For those caring for loved ones with dementia or managing their own brain health, these cases are a reminder that vigilance extends beyond the doctor’s office. The medications prescribed for stroke prevention, pain management, diabetes control, and other conditions that intersect with cognitive health are only as trustworthy as the information behind them. As these lawsuits advance, they have the potential to force greater transparency from drug manufacturers and give patients and caregivers the honest information they need to make truly informed medical decisions.

Frequently Asked Questions

Which states are leading lawsuits against drugmakers for misleading marketing?

Texas has been the most active state, with Attorney General Ken Paxton filing major lawsuits against Bristol-Myers Squibb and Sanofi over Plavix, Johnson & Johnson over Tylenol, and Eli Lilly over alleged kickback schemes. However, multistate coalitions involving all 50 states (in the Boehringer Ingelheim case) and 48 states (in the generic drug price-fixing cases) show that pharmaceutical accountability is a nationwide effort.

Is there a proven link between Tylenol and autism?

The link between prenatal acetaminophen exposure and autism remains scientifically contested. While some studies have suggested an association, a 2024 JAMA study found no causal link, and major health authorities have not confirmed a causal relationship. The Texas lawsuit against Johnson & Johnson and Kenvue alleges the companies should have disclosed the potential risk, but the science is not settled.

What was the Plavix lawsuit about?

Texas sued Bristol-Myers Squibb and Sanofi alleging that both companies knew since at least 1998 that Plavix had diminished or no effectiveness in Black, East Asian, and Pacific Islander patients due to genetic variations in drug metabolism. The FDA added a black box warning in 2010, but the lawsuit claims the companies failed to warn consumers and physicians for over a decade while generating billions in revenue.

How does the Eli Lilly kickback case affect prescribing?

Texas alleges Eli Lilly used a “Free Nurse Program” to provide free patient-care services to medical providers as a quid pro quo for prescribing drugs including Mounjaro and Zepbound. If true, this means some prescribing decisions were influenced by financial incentives rather than purely clinical judgment, potentially affecting patients who depend on their doctors for unbiased medication recommendations.

What happened with the Wegovy ad and the FDA?

In February 2026, the FDA sent Novo Nordisk a letter stating that a television ad for the new Wegovy oral pill contained false or misleading claims, including suggestions that the pill offered superior weight loss or safety compared to other GLP-1 treatments, which had not been demonstrated in clinical trials. The FDA requested immediate corrective action.
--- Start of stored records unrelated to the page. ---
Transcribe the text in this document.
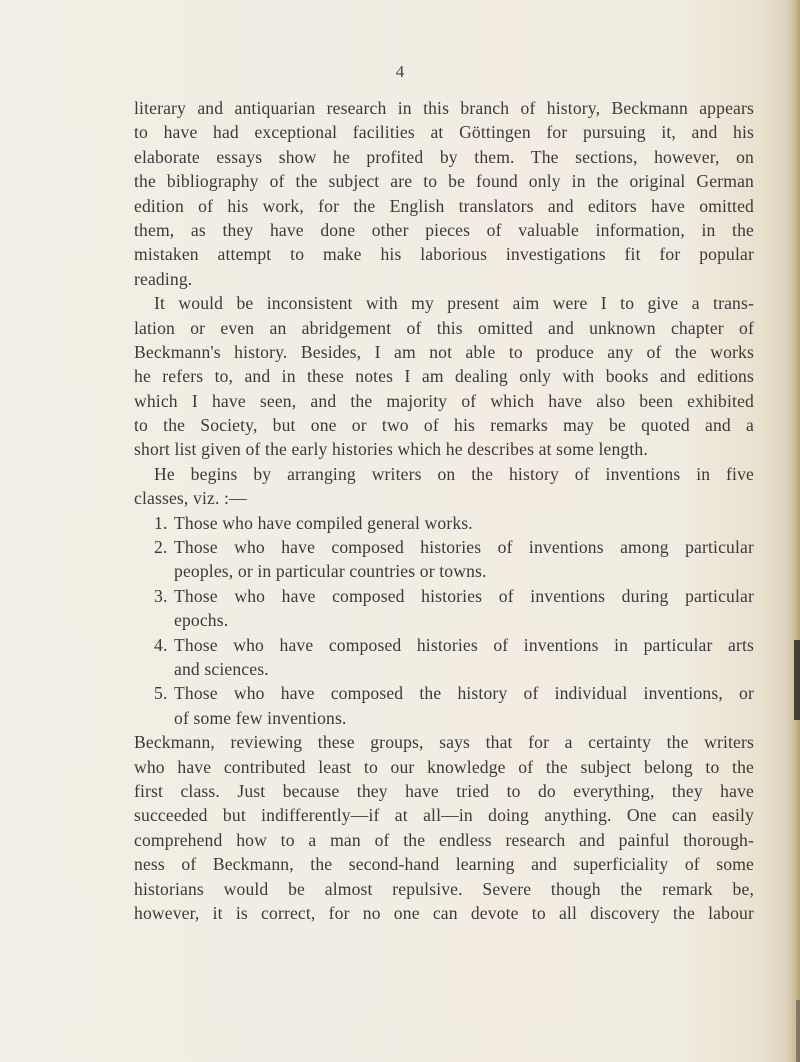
4
literary and antiquarian research in this branch of history, Beckmann appears
to have had exceptional facilities at Göttingen for pursuing it, and his
elaborate essays show he profited by them. The sections, however, on
the bibliography of the subject are to be found only in the original German
edition of his work, for the English translators and editors have omitted
them, as they have done other pieces of valuable information, in the
mistaken attempt to make his laborious investigations fit for popular
reading.
It would be inconsistent with my present aim were I to give a trans-
lation or even an abridgement of this omitted and unknown chapter of
Beckmann's history. Besides, I am not able to produce any of the works
he refers to, and in these notes I am dealing only with books and editions
which I have seen, and the majority of which have also been exhibited
to the Society, but one or two of his remarks may be quoted and a
short list given of the early histories which he describes at some length.
He begins by arranging writers on the history of inventions in five
classes, viz. :—
1. Those who have compiled general works.
2. Those who have composed histories of inventions among particular
peoples, or in particular countries or towns.
3. Those who have composed histories of inventions during particular
epochs.
4. Those who have composed histories of inventions in particular arts
and sciences.
5. Those who have composed the history of individual inventions, or
of some few inventions.
Beckmann, reviewing these groups, says that for a certainty the writers
who have contributed least to our knowledge of the subject belong to the
first class. Just because they have tried to do everything, they have
succeeded but indifferently—if at all—in doing anything. One can easily
comprehend how to a man of the endless research and painful thorough-
ness of Beckmann, the second-hand learning and superficiality of some
historians would be almost repulsive. Severe though the remark be,
however, it is correct, for no one can devote to all discovery the labour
Do patients receive money from these pharmaceutical settlements?

In most multistate settlements, the funds go to state general funds or consumer protection budgets rather than directly to individual patients. For example, the $13.5 million Boehringer Ingelheim settlement was divided among all 50 states, with Texas receiving approximately $760,343. The primary benefit to patients comes through deterrence and increased transparency rather than direct financial compensation.